The nature of the offence has evolved from individualised offending to relentless, large-scale, organised operations accompanied by unprecedented levels of violence. Shop theft is now seen as a lucrative profit-making opportunity which is being exploited by organised criminal networks.

There is a widespread perception that shop theft is not treated seriously by the police. The Committee recognises the need for quicker reporting systems, better data collection and intelligence sharing between police forces across the UK.

The Committee welcomes the work of Pegasus, the new national scheme to tackle organised crime in the retail sector and recommends that existing schemes such as Business Crime Reduction Partnerships (linking police and local businesses) should all be part of a National Standards Accreditation Scheme.

The Committee concludes:

  • The outdated term “shoplifting” serves to trivialise the severity of the offence and should be phased out.
  • The Committee supports the plan to repeal the offence of “low-value shoplifting” under section 176 of the Anti-Social Behaviour, Crime and Policing Act, which in practice is decriminalising shop theft where the value of the goods does not exceed £200.
  • The Committee supports the creation of a standalone offence of assaulting a retail worker.
  • Improved reporting systems are required to enable retailers to report crime to the police quickly and easily.
  • The Committee recommends improving mechanisms for police and criminal justice systems to recognise and record when a crime has taken place in a retail setting.
  • Increased funding to community-based reoffending and rehabilitation initiatives are crucial to help divert prolific drug and alcohol addicted offenders away from further offending.
  • Public awareness campaigns are needed to target the stolen goods market.
  • The Committee supports the introduction of regulations and best practice guidance for the use of facial recognition technology by private companies.

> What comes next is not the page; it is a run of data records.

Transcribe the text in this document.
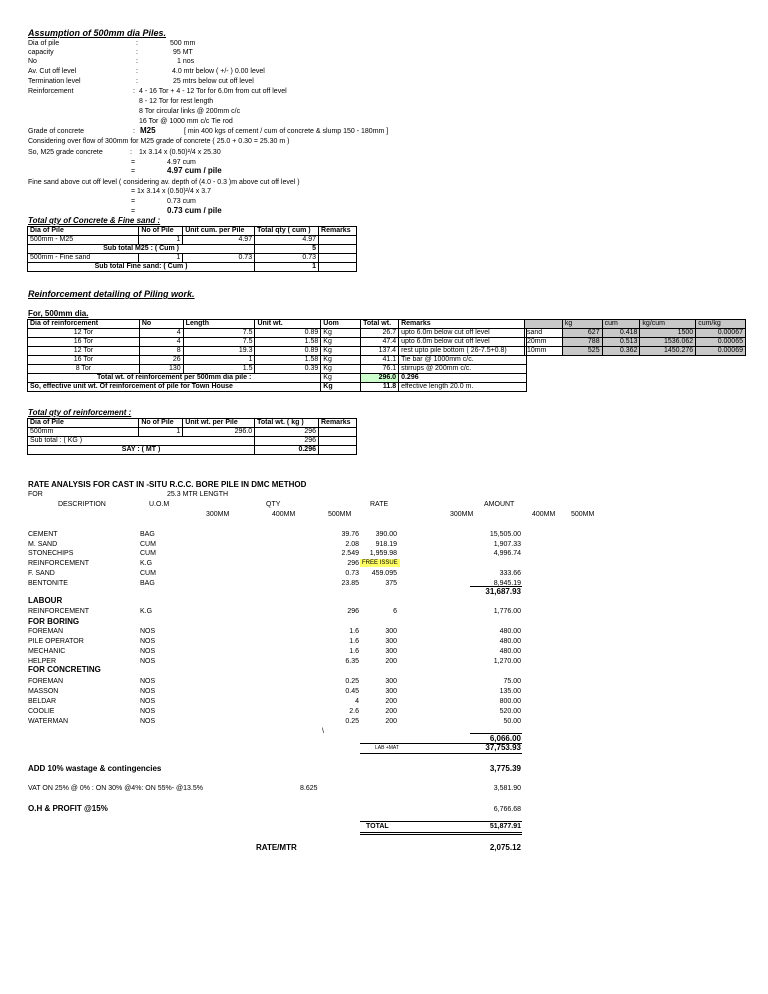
Assumption of 500mm dia Piles.
Dia of pile	:	500 mm
capacity	:	95 MT
No	:	1 nos
Av. Cut off level	:	4.0 mtr below ( +/- ) 0.00 level
Termination level	:	25 mtrs below cut off level
Reinforcement	: 4 - 16 Tor + 4 - 12 Tor for 6.0m from cut off level
8 - 12 Tor for rest length
8 Tor circular links @ 200mm c/c
16 Tor @ 1000 mm c/c Tie rod
Grade of concrete	: M25	[ min 400 kgs of cement / cum of concrete & slump 150 - 180mm ]
Considering over flow of 300mm for M25 grade of concrete ( 25.0 + 0.30 = 25.30 m )
So, M25 grade concrete	: 1x 3.14 x (0.50)²/4 x 25.30
=	4.97 cum
=	4.97 cum / pile
Fine sand above cut off level ( considering av. depth of (4.0 - 0.3 )m above cut off level )
= 1x 3.14 x (0.50)²/4 x 3.7
=	0.73 cum
=	0.73 cum / pile
Total qty of Concrete & Fine sand :
Dia of Pile	No of Pile	Unit cum. per Pile	Total qty ( cum )	Remarks
500mm - M25	1	4.97	4.97	
Sub total M25 : ( Cum )			5	
500mm - Fine sand	1	0.73	0.73	
Sub total Fine sand: ( Cum )			1	
Reinforcement detailing of Piling work.
For, 500mm dia.
Dia of reinforcement	No	Length	Unit wt.	Uom	Total wt.	Remarks
12 Tor	4	7.5	0.89	Kg	26.7	upto 6.0m below cut off level
16 Tor	4	7.5	1.58	Kg	47.4	upto 6.0m below cut off level
12 Tor	8	19.3	0.89	Kg	137.4	rest upto pile bottom ( 26-7.5+0.8)
16 Tor	26	1	1.58	Kg	41.1	Tie bar @ 1000mm c/c.
8 Tor	130	1.5	0.39	Kg	76.1	stirrups @ 200mm c/c.
Total wt. of reinforcement per 500mm dia pile :				Kg	296.0	0.296
So, effective unit wt. Of reinforcement of pile for Town House				Kg	11.8	effective length 20.0 m.
	kg	cum	kg/cum	cum/kg
sand	627	0.418	1500	0.00067
20mm	788	0.513	1536.062	0.00065
10mm	525	0.362	1450.276	0.00069
Total qty of reinforcement :
Dia of Pile	No of Pile	Unit wt. per Pile	Total wt. ( kg )	Remarks
500mm	1	296.0	296	
Sub total : ( KG )			296	
SAY : ( MT )			0.296	
RATE ANALYSIS FOR CAST IN -SITU R.C.C. BORE PILE IN DMC METHOD
FOR	25.3 MTR LENGTH
DESCRIPTION	U.O.M	QTY	RATE	AMOUNT
300MM	400MM	500MM	300MM	400MM 500MM
CEMENT	BAG	39.76	390.00	15,505.00
M. SAND	CUM	2.08	918.19	1,907.33
STONECHIPS	CUM	2.549	1,959.98	4,996.74
REINFORCEMENT	K.G	296 FREE ISSUE
F. SAND	CUM	0.73	459.095	333.66
BENTONITE	BAG	23.85	375	8,945.19
31,687.93
LABOUR
REINFORCEMENT	K.G	296	6	1,776.00
FOR BORING
FOREMAN	NOS	1.6	300	480.00
PILE OPERATOR	NOS	1.6	300	480.00
MECHANIC	NOS	1.6	300	480.00
HELPER	NOS	6.35	200	1,270.00
FOR CONCRETING
FOREMAN	NOS	0.25	300	75.00
MASSON	NOS	0.45	300	135.00
BELDAR	NOS	4	200	800.00
COOLIE	NOS	2.6	200	520.00
WATERMAN	NOS	0.25	200	50.00
\
6,066.00
LAB +MAT	37,753.93
ADD 10% wastage & contingencies	3,775.39
VAT ON 25% @ 0% : ON 30% @4%: ON 55%- @13.5%	8.625	3,581.90
O.H & PROFIT @15%	6,766.68
TOTAL	51,877.91
RATE/MTR	2,075.12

Lord Foster of Bath, Chair of the Justice and Home Affairs Committee said: “In March 2024, 443,9953 incidents of shop theft were recorded by police – a 30% increase on the previous year and the highest-ever level since comparable records began over twenty years ago.

“But the figures are “a drop in the ocean” when compared with likely real figures estimated at 17 million with devastating consequences for businesses and families.

“The scale of the shop theft problem within England and Wales is totally unacceptable and action, like that underway in the Pegasus scheme, is vital and urgent.

“There’s no silver bullet. But, if adopted, the recommendations in our report should help tackle the problem and help keep the public and our economy safer.”